Radiologically, the mass is best visualized with the hand in 30 to 40 degrees supination and  
 20 to 30 degrees ulnar deviation ("carpal boss view")( figure 3).


figure1


The boss is more common in women (2:1), in the right hand (2:1), and between the third and fourth decades.  The mass may be asymptomatic, but the patient may complain of considerable pain and aching.  A small ganglion is associated with  the carpal boss in 30 percent of cases, adding to its confusion with the more common dorsal wrist ganglion. 

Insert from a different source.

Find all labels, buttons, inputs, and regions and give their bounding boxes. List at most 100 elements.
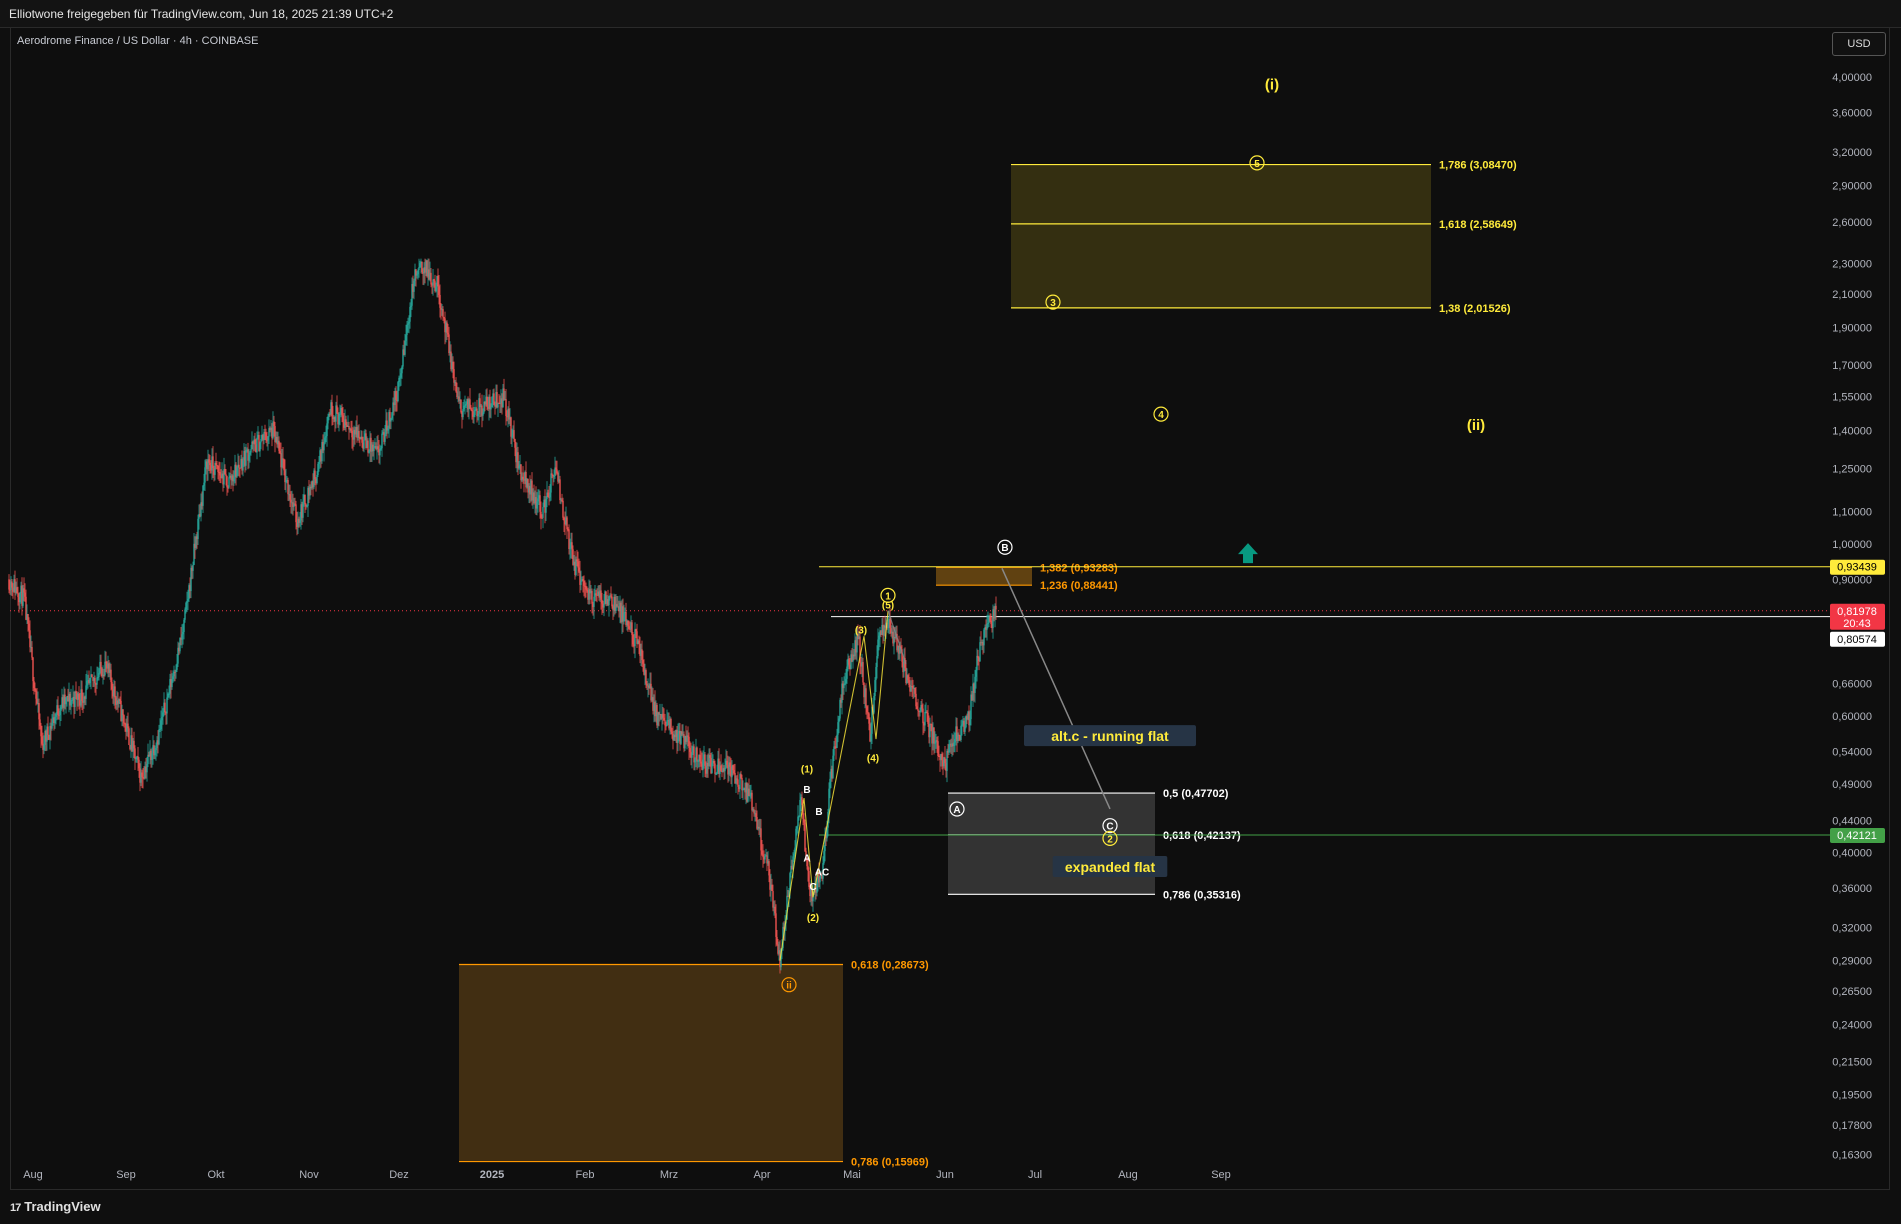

Injection to the ganglion or to the cmc joint may  be used to reduce pain and irritation.  This may be combined with splinting and anti inflammatory medication and avoidance of trauma to the back of the hand\
If symptoms persist at times surgery may be offered. (figure 2) Surgery may involve the removal of the prominent bone, the excision of an associated ganglion or cyst and at times involves tenosynovectomy or tenolysis of adjacent affected tendons.  What occurs during surgery may depend upon the preoperative findings as well as the surgical intra operative findings
figure 2
The most common complication is the persistence of a mass because of excision of the ganglion alone or inadequate excision of the osteophytes.  Pain will persist unless all abnormal abutting surfaces have been excised.  Dorsal wrist ganglions can present over the carpometacarpal joints and must be distinguished from the carpal boss with its own associated ganglion.  Avoidance of injury to branches of the radial and ulnar sensory nerves is again stressed.